Terug

Petatski

Mijn reisverhaal van onze reis naar Polen die we in augustus maakten

met enkele VVR-leden

 

Ik kijk achterom bij aanvang van onze laatste rit. De boerderij van Kajtek en Eva verdwijnt in de gitzwarte nacht. Dunne dennenbomen schuiven als stille toeschouwers voorbij en aan de einder doemen de heuvels als skilhouetten op. De bleek vollemaan hangt als een Chinese lampion boven de horizon. Mijn horloge staat op elf uur en de atmosfeer ademt een rust uit die me van kop tot teen bekruipt. De zachte wind wordt verwarmd door de lichte zandgrond, in de verte blaft een hond aan een van de zeldzame huisjes. De uitzonderlijke natuur houd me nog een laatste keer in haar macht en terwijl ik half wegdroom springt Bosnia aan in galop en voert mij over een uitgestrekt weiland.
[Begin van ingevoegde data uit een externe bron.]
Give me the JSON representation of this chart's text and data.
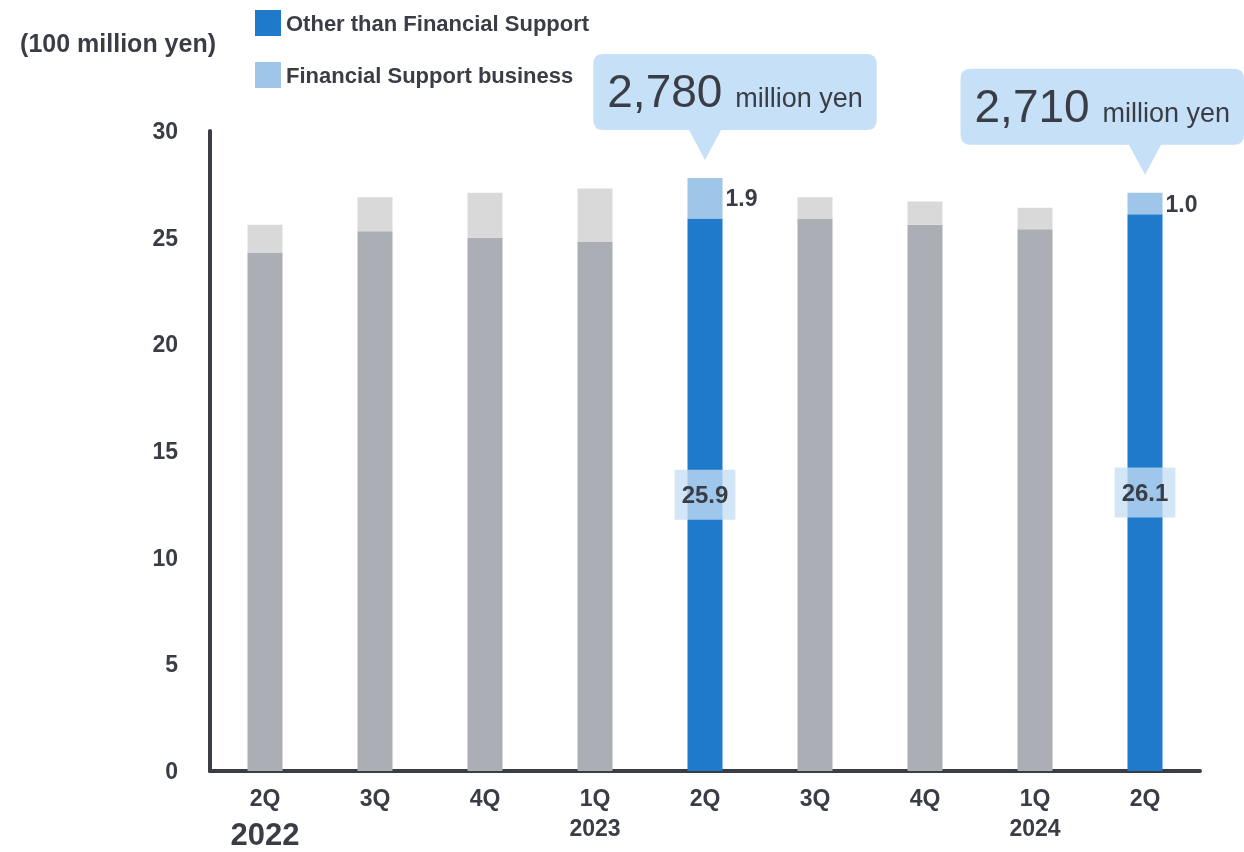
{
  "chart_data": {
    "type": "bar",
    "stacked": true,
    "ylabel": "(100 million yen)",
    "categories": [
      "2Q",
      "3Q",
      "4Q",
      "1Q\n2023",
      "2Q",
      "3Q",
      "4Q",
      "1Q\n2024",
      "2Q"
    ],
    "annotations": [
      "2022",
      "2,780 million yen",
      "2,710 million yen"
    ],
    "series": [
      {
        "name": "Other than Financial Support",
        "color": "#1f7acc",
        "colors": [
          "#abaeb5",
          "#abaeb5",
          "#abaeb5",
          "#abaeb5",
          "#1f7acc",
          "#abaeb5",
          "#abaeb5",
          "#abaeb5",
          "#1f7acc"
        ],
        "values": [
          24.3,
          25.3,
          25.0,
          24.8,
          25.9,
          25.9,
          25.6,
          25.4,
          26.1
        ],
        "value_labels": [
          null,
          null,
          null,
          null,
          "25.9",
          null,
          null,
          null,
          "26.1"
        ]
      },
      {
        "name": "Financial Support business",
        "color": "#9fc5e8",
        "colors": [
          "#d9d9d9",
          "#d9d9d9",
          "#d9d9d9",
          "#d9d9d9",
          "#9fc5e8",
          "#d9d9d9",
          "#d9d9d9",
          "#d9d9d9",
          "#9fc5e8"
        ],
        "values": [
          1.3,
          1.6,
          2.1,
          2.5,
          1.9,
          1.0,
          1.1,
          1.0,
          1.0
        ],
        "value_labels": [
          null,
          null,
          null,
          null,
          "1.9",
          null,
          null,
          null,
          "1.0"
        ]
      }
    ],
    "ylim": [
      0,
      30
    ],
    "yticks": [
      0,
      5,
      10,
      15,
      20,
      25,
      30
    ],
    "grid": false,
    "legend": "top left"
  }
}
“Opgelet, sprongetje” roept Alex met halfzachte stem, en als in trance, half met de ogen dicht, zweven we over een bergje kreupelhout, alsof paard en ruiter één geworden zijn. Eén lichaam, één geest.

 

 

 

Het begon een kleine week eerder toen twaalf Belgen voet zetten op Poolse bodem. Het koste ons dertien uur om de Duits-Poolse grens te bereiken. Deels de schuld van het feit dat we tweemaal hadden stilgestaan omdat er een ongeval was gebeurd. Ook op de Poolse wegen stond ons dit nogmaals te wachten zodat we na zestien uur het huis van onze gastheer bereikten. Kajtek was klein en rond en leek wel uit een stripalbum gescheurd. Hij had bolle wangen die steeds vuurrood waren van de Pivo of de Wodka. Hij had een zuinig maar aanstekelig lachje en was altijd in voor een grap Werken was in principe aan hem niet besteed, doch wanneer je hem iets vroeg was hij steeds bereid; voor de gasten deed hij alles. Voor Eva iets minder denk ik. Zij was de vrouw des huizes en iet wat gereserveerd- zij kon ook geen Nederlands- doch zeer hard werkend en men had niet veel kennis nodig te zien dat zij een gouden vrouw was voor Kajtek.  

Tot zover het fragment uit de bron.